Matthias Schabel <boost_at_[hidden]> writes:

> I've been following this thread with some interest as I have had a
> number of similar complaints with the design and implementation of
> uBlas and have been frustrated for years by the lack of a
> comprehensive and flexible framework for handling multidimensional
> array data in a manner which enables the average end user to ignore
> the details of implementation of storage scheme, etc... while
> providing a consistent interface with sufficient comprehensiveness to
> handle as many reasonable use cases as possible. It seems to me that
> a Boost matrix/linear algebra library could very profitably be built
> on top of a well designed policy-based multidimensional array class.

Maybe so, but I wouldn't start there. The way any particular class
template is defined should be one of the last concerns in the design
of any generic framework. It's all about concepts and algorithms.

> BTW, I am aware of the existence of Blitz++, which provides a number
> of interesting capabilities and is to be lauded for its demonstration
> that C++ multidimensional array performance need not be inferior to
> FORTRAN. However, it seems like the support of that library is weak
> at present and there appears to be no effort to drive toward
> standardization.
> A couple of thoughts on such a D-dimensional array class :
> 1) it should implement as much of the STL one-dimensional container
> interface as possible

If by that you mean driving towards something based on the STL
(reversible) container requirements in tables 65 and 66, then I
strongly disagree. Those are bloated concepts and little or no
generic code has been written to take advantage of them.

> so that algorithms which are unconcerned with the order of traversal
> can use an efficient 1D iterator interface

That, I agree, is important.

> - for example, if I want
> to replace every element of a matrix with its square, I should be
> able to do this :
> matrix_type mat;
> for (matrix_type::iterator it=mat.begin();it!=mat.end();++it) *it =
> (*it)*(*it);

That's potentially rather inefficient with all those .end()
invocations. Anyway, I don't think low-level iteration over elements
should be required by the concepts to be exposed as the primary
begin() and end() iterators of a matrix, but through some kind of
indirection. Since I am predisposed to using a free-function

   std::for_each(begin(elements(mat)), end(elements(mat)), _1 = _1*_1);

> The advantage here is that the algorithm doesn't need to know if the
> matrix is sparse or dense, as that logic is in the iterator, and
> applies equally well to higher rank arrays. Indexed element access
> can just be viewed as a mapping of a D-dimensional index to the
> corresponding 1D offset.

There's precedent for that in the MTL already.

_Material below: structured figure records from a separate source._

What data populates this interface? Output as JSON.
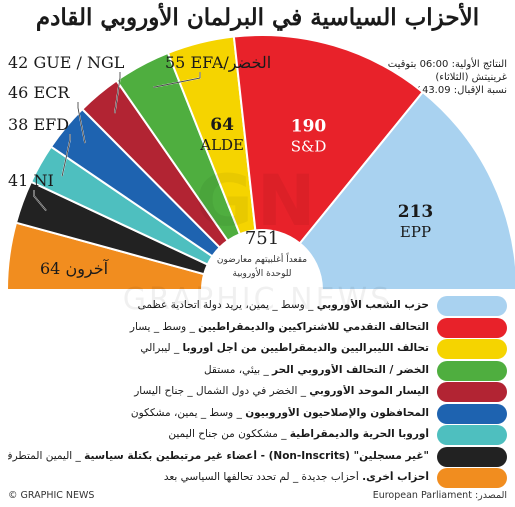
{
  "title": "الأحزاب السياسية في البرلمان الأوروبي القادم",
  "info": {
    "line1": "النتائج الأولية: 06:00 بتوقيت",
    "line2": "غرينيتش (الثلاثاء)",
    "line3": "نسبة الإقبال: 43.09%"
  },
  "chart_data": {
    "type": "pie",
    "total": 751,
    "center_label": "751",
    "center_note_1": "مقعداً أغلبيتهم معارضون",
    "center_note_2": "للوحدة الأوروبية",
    "slices": [
      {
        "key": "others",
        "seats": 64,
        "label": "آخرون 64",
        "color": "#f18d1f"
      },
      {
        "key": "ni",
        "seats": 41,
        "label": "41 NI",
        "color": "#222222"
      },
      {
        "key": "efd",
        "seats": 38,
        "label": "38 EFD",
        "color": "#4ebfbf"
      },
      {
        "key": "ecr",
        "seats": 46,
        "label": "46 ECR",
        "color": "#1e63b0"
      },
      {
        "key": "gue",
        "seats": 42,
        "label": "42 GUE / NGL",
        "color": "#b22433"
      },
      {
        "key": "greens",
        "seats": 55,
        "label": "55 EFA/الخضر",
        "color": "#4fae3f"
      },
      {
        "key": "alde",
        "seats": 64,
        "label_num": "64",
        "label_name": "ALDE",
        "color": "#f5d400"
      },
      {
        "key": "sd",
        "seats": 190,
        "label_num": "190",
        "label_name": "S&D",
        "color": "#e8222a"
      },
      {
        "key": "epp",
        "seats": 213,
        "label_num": "213",
        "label_name": "EPP",
        "color": "#a9d2f0"
      }
    ]
  },
  "legend": [
    {
      "color": "#a9d2f0",
      "bold": "حزب الشعب الأوروبي",
      "rest": " _ وسط _ يمين، يريد دولة اتحادية عظمى"
    },
    {
      "color": "#e8222a",
      "bold": "التحالف التقدمي للاشتراكيين والديمقراطيين",
      "rest": " _ وسط _ يسار"
    },
    {
      "color": "#f5d400",
      "bold": "تحالف الليبراليين والديمقراطيين من أجل أوروبا",
      "rest": " _ ليبرالي"
    },
    {
      "color": "#4fae3f",
      "bold": "الخضر / التحالف الأوروبي الحر",
      "rest": " _ بيئي، مستقل"
    },
    {
      "color": "#b22433",
      "bold": "اليسار الموحد الأوروبي",
      "rest": " _ الخضر في دول الشمال _ جناح اليسار"
    },
    {
      "color": "#1e63b0",
      "bold": "المحافظون والإصلاحيون الأوروبيون",
      "rest": " _ وسط _ يمين، مشككون"
    },
    {
      "color": "#4ebfbf",
      "bold": "أوروبا الحرية والديمقراطية",
      "rest": " _ مشككون من جناح اليمين"
    },
    {
      "color": "#222222",
      "bold": "\"غير مسجلين\" (Non-Inscrits) - أعضاء غير مرتبطين بكتلة سياسية",
      "rest": " _ اليمين المتطرف وأحزاب مشككة"
    },
    {
      "color": "#f18d1f",
      "bold": "أحزاب أخرى.",
      "rest": " أحزاب جديدة _ لم تحدد تحالفها السياسي بعد"
    }
  ],
  "footer": {
    "copyright": "© GRAPHIC NEWS",
    "source": "المصدر: European Parliament"
  }
}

<snip other details of array interface>

I have no problem with any of these details being part of any specific
array class. Whether or not they should be part of the library's
concept requirements is another question (on which I haven't formed
an opinion yet).

> If there is interest, I have written some starting code that I would
> be happy to share which addresses most of these points to some extent
> and provides some other nice properties such as allowing transposition
> of arbitrary indices with no need to reorder the underlying storage
> (that is mat.transpose(0,1) causes all subsequent calls to mat(i,j) to
> provide the transposed element without moving the elements
> themselves).

I'm not sure that's a nice property, since it means that the
traversal order of the matrix is not a compile-time property.

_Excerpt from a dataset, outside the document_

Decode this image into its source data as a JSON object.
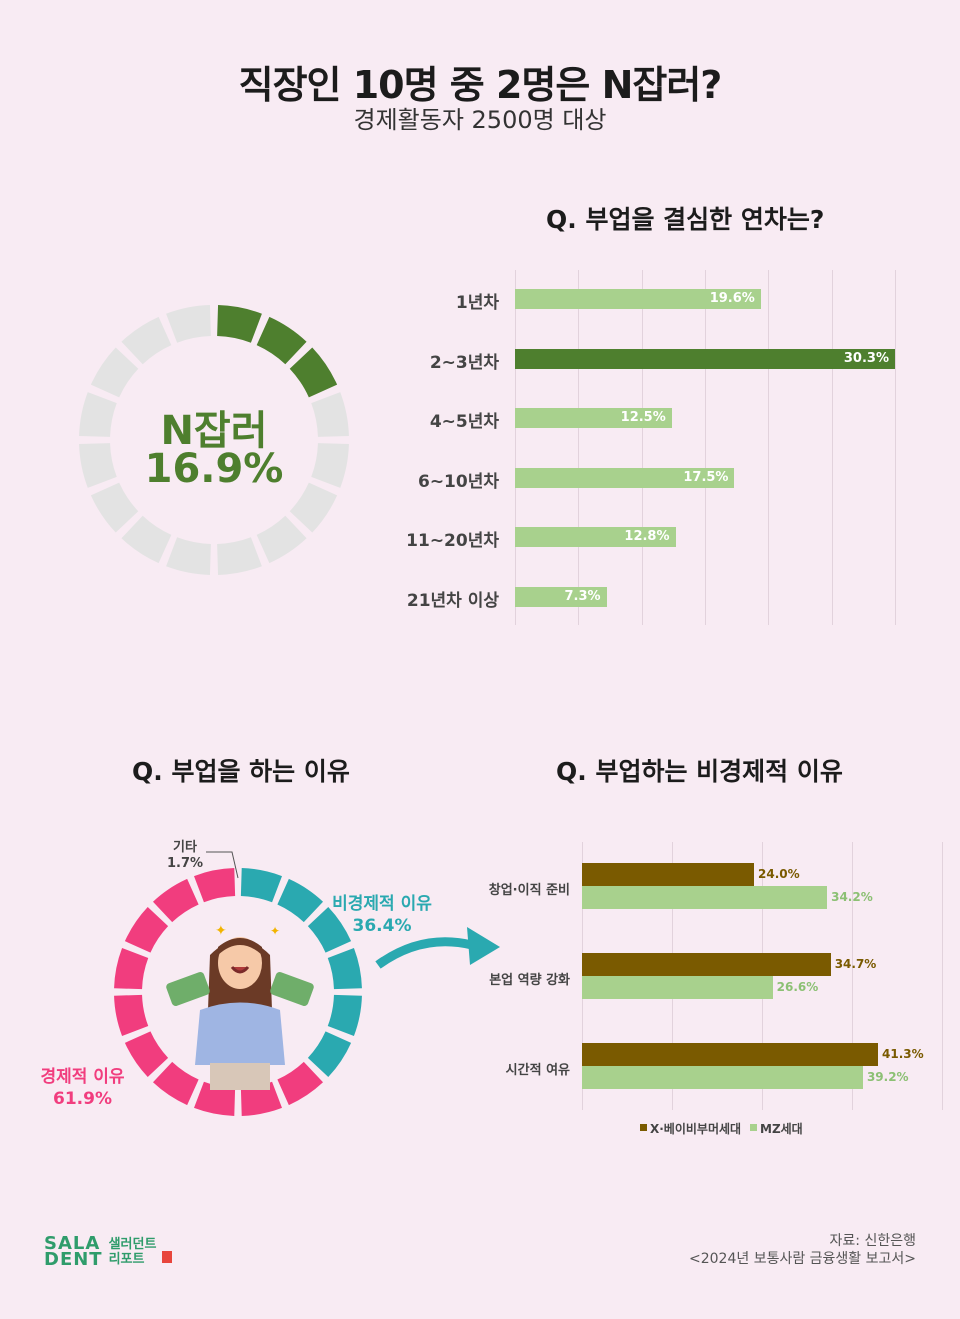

> I have functioning dense, sparse, and diagonal
> implementations (with a proxy reference type) as well as indirection,
> subrange, and mask slicing. The design is uses a single policy
> template for the underlying implementation :
> Array<T,R,Imp> - T is the value type of elements, R is the rank, and
> Imp contains the functional implementation details.
> I'll see about shaping the code up this weekend and posting it on the
> Yahoo files section if there's interest....

Your matrix implementation might be very nice, but from my point of
view, using any specific implementation as the basis of a new linear
algebra library design is starting from the wrong end of things... so
for me, at least, looking at it in detail would be premature.